250 million measurements have resulted in the release of the highest available resolution digital elevation model (DEM) covering the Antarctic ice sheet and ice shelves. The model was developed from data collected by CryoSat-2 altimetry between July 2010 and July 2016.
The 1 kilometer resolution DEM is covers about 350,000 sq. km. more area than the previous DEM published in March 2017. The DEM covers elevation measurements for 94% of the continents ice sheets and 98% of ice shelf grid cells.
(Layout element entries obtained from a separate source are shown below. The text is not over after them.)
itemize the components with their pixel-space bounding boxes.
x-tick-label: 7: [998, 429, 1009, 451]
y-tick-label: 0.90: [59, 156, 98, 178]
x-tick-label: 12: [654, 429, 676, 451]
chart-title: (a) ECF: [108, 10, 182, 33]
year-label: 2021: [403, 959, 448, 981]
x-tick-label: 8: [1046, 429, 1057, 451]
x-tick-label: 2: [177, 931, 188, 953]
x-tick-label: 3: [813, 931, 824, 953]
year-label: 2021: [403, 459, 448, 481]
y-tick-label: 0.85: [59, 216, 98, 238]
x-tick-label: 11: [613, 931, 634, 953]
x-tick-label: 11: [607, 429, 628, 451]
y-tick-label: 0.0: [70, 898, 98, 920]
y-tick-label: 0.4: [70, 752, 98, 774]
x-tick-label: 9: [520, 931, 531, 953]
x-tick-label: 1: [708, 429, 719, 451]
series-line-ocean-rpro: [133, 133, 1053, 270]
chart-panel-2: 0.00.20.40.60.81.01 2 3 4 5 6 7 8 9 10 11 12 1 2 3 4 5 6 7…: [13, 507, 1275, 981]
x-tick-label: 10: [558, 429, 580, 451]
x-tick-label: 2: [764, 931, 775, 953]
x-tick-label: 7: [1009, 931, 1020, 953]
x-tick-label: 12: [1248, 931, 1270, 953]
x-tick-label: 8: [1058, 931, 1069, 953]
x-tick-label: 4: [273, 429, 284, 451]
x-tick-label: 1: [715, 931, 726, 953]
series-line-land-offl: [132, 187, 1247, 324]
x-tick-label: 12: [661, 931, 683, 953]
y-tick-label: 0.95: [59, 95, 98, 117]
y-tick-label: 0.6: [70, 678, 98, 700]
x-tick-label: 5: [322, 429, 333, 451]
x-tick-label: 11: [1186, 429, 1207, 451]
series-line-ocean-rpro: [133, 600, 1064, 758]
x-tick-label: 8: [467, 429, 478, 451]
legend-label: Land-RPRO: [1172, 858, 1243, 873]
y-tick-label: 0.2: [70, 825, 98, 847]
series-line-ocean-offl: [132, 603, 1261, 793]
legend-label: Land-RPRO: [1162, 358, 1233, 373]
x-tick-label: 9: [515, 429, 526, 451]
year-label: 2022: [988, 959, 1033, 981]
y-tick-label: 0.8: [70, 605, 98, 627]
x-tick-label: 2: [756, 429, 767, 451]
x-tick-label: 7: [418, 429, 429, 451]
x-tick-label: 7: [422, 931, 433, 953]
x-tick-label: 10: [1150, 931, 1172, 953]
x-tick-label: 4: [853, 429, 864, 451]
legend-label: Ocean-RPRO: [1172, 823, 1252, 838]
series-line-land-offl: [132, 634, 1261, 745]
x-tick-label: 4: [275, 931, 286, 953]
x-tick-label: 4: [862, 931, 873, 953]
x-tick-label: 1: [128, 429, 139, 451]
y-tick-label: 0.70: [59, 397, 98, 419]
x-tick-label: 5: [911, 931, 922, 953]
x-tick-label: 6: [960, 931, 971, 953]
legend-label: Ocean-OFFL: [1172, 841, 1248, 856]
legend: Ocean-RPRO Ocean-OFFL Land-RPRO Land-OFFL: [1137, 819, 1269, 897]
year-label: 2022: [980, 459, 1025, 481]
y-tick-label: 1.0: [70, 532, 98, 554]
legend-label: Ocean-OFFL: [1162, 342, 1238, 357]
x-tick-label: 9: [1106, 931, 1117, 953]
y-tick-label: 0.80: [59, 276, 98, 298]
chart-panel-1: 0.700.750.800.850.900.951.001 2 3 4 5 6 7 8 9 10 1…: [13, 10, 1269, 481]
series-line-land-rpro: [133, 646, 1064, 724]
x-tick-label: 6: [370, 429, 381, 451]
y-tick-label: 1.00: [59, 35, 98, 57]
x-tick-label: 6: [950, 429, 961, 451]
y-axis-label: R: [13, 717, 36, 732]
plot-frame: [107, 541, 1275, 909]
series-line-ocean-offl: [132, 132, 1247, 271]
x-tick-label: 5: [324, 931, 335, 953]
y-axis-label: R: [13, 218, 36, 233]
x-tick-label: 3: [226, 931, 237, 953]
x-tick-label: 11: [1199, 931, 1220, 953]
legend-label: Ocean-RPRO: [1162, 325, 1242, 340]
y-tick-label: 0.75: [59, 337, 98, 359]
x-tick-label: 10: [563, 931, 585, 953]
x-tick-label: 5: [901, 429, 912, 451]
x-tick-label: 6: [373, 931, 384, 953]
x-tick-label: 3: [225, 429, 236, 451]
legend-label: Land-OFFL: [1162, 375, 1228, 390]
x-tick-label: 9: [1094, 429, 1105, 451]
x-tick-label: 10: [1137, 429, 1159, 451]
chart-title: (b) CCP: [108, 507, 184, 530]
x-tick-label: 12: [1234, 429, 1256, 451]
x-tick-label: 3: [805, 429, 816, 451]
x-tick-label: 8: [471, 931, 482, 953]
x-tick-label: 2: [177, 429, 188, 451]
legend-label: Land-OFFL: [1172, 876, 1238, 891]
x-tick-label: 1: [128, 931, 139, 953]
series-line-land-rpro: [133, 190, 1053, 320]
The European Space Agency launched CryoSat-2 on April 8, 2010, to collect data in order to better understand the relationship between the world’s ice layers and climate change. To study changes in polar ice coverage, the satellite collects data on ice thickness over land and ocean.
CryoSat’s radar altimeter is able to detect minor changes in ice height across Antarctica which means researchers will be able to track changes in the continents ice sheet.
The DEM can be accessed from the Centre for Polar Observation and Modelling (CPOM) portal.
Developing the Antarctica Elevation Dataset
Researchers used 6 years of CryoSat-2 Baseline-C Level 2 surface elevation measurements collected between July 2010 and July 2016 by the SIRAL (SAR Interferometer Radar Altimeter) instrument on the CryoSat-2 spacecraft.
Once the DEM was developed, researchers compared the model’s elevation estimations to measurements taken by aircraft laser altimeters during NASA’s Operation IceBridge mission to assess the DEM’s accuracy.
Overall, 94 % of the grounded ice sheet and 98 % of the floating ice shelves were observed with the areas north of 88∘ S interpolated using ordinary kriging.
The details about the development of this DEM are available in:
Slater, Shepherd, McMillan, Muir, Gilbert, Hogg, Konrad and Parrinello: A new digital elevation model of Antarctica derived from CryoSat-2 altimetry, The Cryosphere, 2018. DOI 10.5194/tc-12-1551-2018.